Killer routine

“Guys, <i>Phantom of the Opera</i> was 30 years ago. Let it go.”

“Guys, Phantom of the Opera was 30 years ago. Let it go.”

Halloween is fast approaching—cue the crap horror films.

At least Hell Fest isn’t another Saw film. With the arrival of last year’s Jigsaw, I thought we were going to start getting blasted with annual Saw films again. Alas, Jigsaw did not start a trend. I check this off as a good thing in my book. OK, I don’t actually have a book where I check off movie-related things. That would be pathetic and sad.

Hell Fest is in the spirit of I Know What You Did Last Summer in that it rips off a lot of countless horror films that came before it, and it also sucks hard.

Natalie (Amy Forsyth) joins some friends for an evening of terror as they attend an amusement park full of haunted houses, death mazes and masked cast members running around the park with a mandate to scare the shit out of them. Walking among the paid crew, wearing a mask and hoodie similar to many other characters in the park, is an anonymous man who isn’t going for make-believe. He actually likes to really kill people with ice picks, mallets, guillotines, syringes and knives.

Much of the action takes place in the dark, with flashing strobe lights and shades of red and backed by stock horror sound effects. There’s a pretty good reason why none of this is scary. Director Gregory Plotkin films in a way that renders the locales flat, cheap looking and stagey, just like your average amusement park haunted house. Maybe this stuff is a little scary in real life, but is sitting in a movie theater watching folks enter into these themed rooms scary? No, not really.
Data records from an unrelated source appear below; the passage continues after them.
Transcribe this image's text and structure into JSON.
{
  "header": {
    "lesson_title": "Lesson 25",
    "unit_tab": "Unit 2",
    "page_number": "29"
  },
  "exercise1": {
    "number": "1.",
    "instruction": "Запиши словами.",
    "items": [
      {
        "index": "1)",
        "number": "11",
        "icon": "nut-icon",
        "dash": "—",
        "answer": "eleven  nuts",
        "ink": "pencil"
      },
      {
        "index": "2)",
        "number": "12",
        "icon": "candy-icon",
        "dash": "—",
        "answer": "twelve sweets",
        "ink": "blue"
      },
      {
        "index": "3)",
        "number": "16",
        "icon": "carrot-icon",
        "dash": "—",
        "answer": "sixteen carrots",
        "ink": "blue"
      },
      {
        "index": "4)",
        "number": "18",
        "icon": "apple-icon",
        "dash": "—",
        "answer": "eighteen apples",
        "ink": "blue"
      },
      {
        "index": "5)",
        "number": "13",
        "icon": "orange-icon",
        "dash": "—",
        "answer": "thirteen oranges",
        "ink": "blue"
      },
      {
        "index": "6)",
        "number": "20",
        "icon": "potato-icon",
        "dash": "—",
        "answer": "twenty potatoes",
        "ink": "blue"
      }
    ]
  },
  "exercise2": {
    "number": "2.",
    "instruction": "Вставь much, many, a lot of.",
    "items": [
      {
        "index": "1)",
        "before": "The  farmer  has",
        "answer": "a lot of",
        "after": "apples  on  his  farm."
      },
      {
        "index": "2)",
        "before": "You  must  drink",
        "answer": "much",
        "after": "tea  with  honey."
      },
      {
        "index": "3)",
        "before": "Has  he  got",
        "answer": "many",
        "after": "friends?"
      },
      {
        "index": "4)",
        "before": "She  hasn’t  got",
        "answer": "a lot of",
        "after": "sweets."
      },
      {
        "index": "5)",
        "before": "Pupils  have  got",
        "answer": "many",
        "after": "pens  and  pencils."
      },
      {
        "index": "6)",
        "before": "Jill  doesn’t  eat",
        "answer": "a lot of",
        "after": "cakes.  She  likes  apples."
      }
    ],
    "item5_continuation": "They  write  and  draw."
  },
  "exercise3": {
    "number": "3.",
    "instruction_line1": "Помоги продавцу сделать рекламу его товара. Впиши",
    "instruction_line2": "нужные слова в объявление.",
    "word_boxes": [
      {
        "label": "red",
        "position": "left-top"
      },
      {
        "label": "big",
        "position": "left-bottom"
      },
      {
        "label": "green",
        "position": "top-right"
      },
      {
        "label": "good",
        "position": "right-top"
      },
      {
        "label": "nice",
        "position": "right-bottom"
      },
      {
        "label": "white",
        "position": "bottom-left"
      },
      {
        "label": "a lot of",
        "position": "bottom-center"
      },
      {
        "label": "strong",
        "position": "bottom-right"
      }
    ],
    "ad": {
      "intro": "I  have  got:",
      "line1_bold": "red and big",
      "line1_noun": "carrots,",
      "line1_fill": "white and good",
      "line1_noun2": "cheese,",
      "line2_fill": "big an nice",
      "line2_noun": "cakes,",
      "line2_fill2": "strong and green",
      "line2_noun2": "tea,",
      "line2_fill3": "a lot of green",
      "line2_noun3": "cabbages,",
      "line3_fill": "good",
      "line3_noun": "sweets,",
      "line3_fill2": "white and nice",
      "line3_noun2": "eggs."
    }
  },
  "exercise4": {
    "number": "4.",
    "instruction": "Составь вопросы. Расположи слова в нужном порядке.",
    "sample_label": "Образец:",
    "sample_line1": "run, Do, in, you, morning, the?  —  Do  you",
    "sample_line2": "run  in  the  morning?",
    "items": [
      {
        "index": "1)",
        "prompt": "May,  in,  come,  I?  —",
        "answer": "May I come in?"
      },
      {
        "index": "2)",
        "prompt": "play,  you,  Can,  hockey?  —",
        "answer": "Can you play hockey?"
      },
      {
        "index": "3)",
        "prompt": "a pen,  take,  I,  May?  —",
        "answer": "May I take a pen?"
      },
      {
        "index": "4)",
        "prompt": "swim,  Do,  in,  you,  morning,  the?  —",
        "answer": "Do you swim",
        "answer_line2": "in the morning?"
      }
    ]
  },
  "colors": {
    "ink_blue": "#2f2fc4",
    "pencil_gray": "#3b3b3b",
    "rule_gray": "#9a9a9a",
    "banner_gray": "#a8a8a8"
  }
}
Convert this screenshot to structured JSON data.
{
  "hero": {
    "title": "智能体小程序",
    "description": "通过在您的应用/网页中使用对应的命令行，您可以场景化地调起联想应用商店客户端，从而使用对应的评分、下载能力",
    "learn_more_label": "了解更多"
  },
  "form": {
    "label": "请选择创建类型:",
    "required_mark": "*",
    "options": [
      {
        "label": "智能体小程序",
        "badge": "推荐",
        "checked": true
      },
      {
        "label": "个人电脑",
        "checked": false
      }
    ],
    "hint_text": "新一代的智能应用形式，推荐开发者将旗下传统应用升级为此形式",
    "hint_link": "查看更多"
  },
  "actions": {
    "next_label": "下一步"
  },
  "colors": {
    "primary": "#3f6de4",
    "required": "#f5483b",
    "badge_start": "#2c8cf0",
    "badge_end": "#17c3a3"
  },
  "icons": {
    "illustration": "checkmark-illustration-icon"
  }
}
Hell Fest has almost zero mystery in that we see the killer before the melee pass through an entrance gate—back to the camera—put on a mask and pick up a weapon. Everybody in the group of friends going through the park with Natalie is present and accounted for, so the killer is just a creep &#;agrave; la Jason Voorhees or Michael Myers, minus the true sense of dread when it came to Myers in the first Halloween. So, if you go to this movie thinking you might have some fun trying to guess the killer, there’s absolutely no mystery.

As for the cast, Forsyth actually has the makings of an interesting performer, so it’s sort of sad watching her slog through this. Of course, the friend group has the chipper punk rock girl, Taylor (Bex Taylor-Klaus). She’s “the funny one” who isn’t really funny, just annoying. She, along with many of the other players, are just cannon fodder for the killer, with none of them standing out as more than just stereotypes.

The “kills” themselves earn an R-rating, but barely. One guy gets his head crushed, another gets a syringe in the eye, while most get disemboweled. One of the scary prospects of the premise would have been the killer putting the dead folks out on display in the park. This happens once, briefly, near the beginning, but we only hear about the killer doing this to other victims on newscasts after the murders. There are no actual moments of park goers taking in real dead bodies thinking they are just part of the attractions. That might’ve been scary so, naturally, it’s something that doesn’t happen in this not-so-scary film.

Hell Fest doesn’t really care about actually being scary. It just wants to get from beginning to the end while killing off the cast in routine ways, never really straining for anything imaginative or genuinely frightening.

This is conveyer-belt horror cinema at its worst, as evidenced by its lame cliffhanger ending that suggests there will be a sequel. If you’re looking for true haunted house terror this Halloween, you are probably better off just going to the makeshift horror house in your neighbor’s garage the night everybody goes trick or treating. Let’s hope the revamped Halloween coming later in October packs more of a scary wallop than this one.